D’ailleurs, en fait, on peut observer que le travail devient plus continu à mesure qu’il se divise davantage. Les animaux, les sauvages travaillent de la manière la plus capricieuse, quand ils sont poussés par la nécessité de satisfaire quelque besoin immédiat. Dans les sociétés exclusivement agricoles et pastorales, le travail est presque tout entier suspendu pendant la mauvaise saison. À Rome, il était interrompu par une multitude de fêtes ou de jours néfastes[5]. Au moyen âge, les chômages sont encore multipliés[6]. Cependant, à mesure que l’on avance, le travail devient une occupation permanente, une habitude et même, si cette habitude est suffisamment consolidée, un besoin.

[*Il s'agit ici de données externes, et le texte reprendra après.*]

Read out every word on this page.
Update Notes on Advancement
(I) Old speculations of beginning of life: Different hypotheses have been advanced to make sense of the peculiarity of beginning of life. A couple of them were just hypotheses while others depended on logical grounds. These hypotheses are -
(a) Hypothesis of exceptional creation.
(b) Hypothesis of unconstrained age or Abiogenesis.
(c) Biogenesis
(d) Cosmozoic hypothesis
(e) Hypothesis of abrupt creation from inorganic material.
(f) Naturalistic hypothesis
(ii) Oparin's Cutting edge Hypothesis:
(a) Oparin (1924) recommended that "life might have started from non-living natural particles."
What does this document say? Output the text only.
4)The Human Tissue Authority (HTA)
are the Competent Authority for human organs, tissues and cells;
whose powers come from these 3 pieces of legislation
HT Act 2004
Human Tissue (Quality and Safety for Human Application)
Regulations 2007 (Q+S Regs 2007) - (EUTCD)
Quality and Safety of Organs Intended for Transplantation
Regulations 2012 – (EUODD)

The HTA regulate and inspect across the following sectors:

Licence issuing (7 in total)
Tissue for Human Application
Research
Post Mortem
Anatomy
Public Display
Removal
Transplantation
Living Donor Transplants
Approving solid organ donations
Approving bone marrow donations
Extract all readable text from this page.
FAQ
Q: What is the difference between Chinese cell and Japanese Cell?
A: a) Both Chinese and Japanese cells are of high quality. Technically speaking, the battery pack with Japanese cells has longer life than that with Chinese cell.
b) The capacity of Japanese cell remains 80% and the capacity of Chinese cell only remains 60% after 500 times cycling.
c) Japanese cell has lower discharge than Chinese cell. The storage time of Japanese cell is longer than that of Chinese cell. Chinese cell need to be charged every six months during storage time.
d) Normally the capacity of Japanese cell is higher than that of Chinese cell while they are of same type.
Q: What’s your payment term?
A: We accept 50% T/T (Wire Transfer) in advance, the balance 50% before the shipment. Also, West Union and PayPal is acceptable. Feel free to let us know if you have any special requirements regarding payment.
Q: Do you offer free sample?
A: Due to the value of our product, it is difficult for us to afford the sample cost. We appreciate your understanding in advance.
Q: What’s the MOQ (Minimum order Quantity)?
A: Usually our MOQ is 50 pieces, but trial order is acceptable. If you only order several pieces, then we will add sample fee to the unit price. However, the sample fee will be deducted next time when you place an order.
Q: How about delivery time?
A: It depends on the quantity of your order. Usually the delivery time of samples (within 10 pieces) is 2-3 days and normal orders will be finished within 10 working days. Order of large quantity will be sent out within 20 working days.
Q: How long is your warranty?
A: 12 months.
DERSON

Mais elle n’aurait pu se constituer, et le besoin correspondant n’aurait pu naître, si le travail était resté irrégulier et intermittent comme autrefois.

Nous sommes ainsi conduits à reconnaître une nouvelle raison qui fait de la division du travail une source de cohésion sociale. Elle ne rend pas seulement les individus solidaires, comme nous l’avons dit jusqu’ici, parce qu’elle limite l’activité de chacun, mais encore parce qu’elle l’augmente. Elle accroît l’unité de l’organisme, par cela seul qu’elle en accroît la vie ; du moins, à l’état normal, elle ne produit pas un de ces effets sans l’autre.

  1. Spencer, Principes de biologie, ii, 131.
  2. Spencer, Principes de biologie, II, 131.
  3. Bien entendu, ce n’est là qu’une manière d’exposer les choses. Ce n’est pas ainsi qu’elles se sont historiquement passées. L’homme n’a pas découvert un beau jour qu’il avait un voisin.
  4. Science sociale, trad. franç., I, 229-231.
  5. V. Marquardt, Roem Staatsverwaltung, III, 545 et suiv.
  6. V. Levasseur, Les Classes ouvrières en France jusqu’à la Révolution, I, 474 et 475.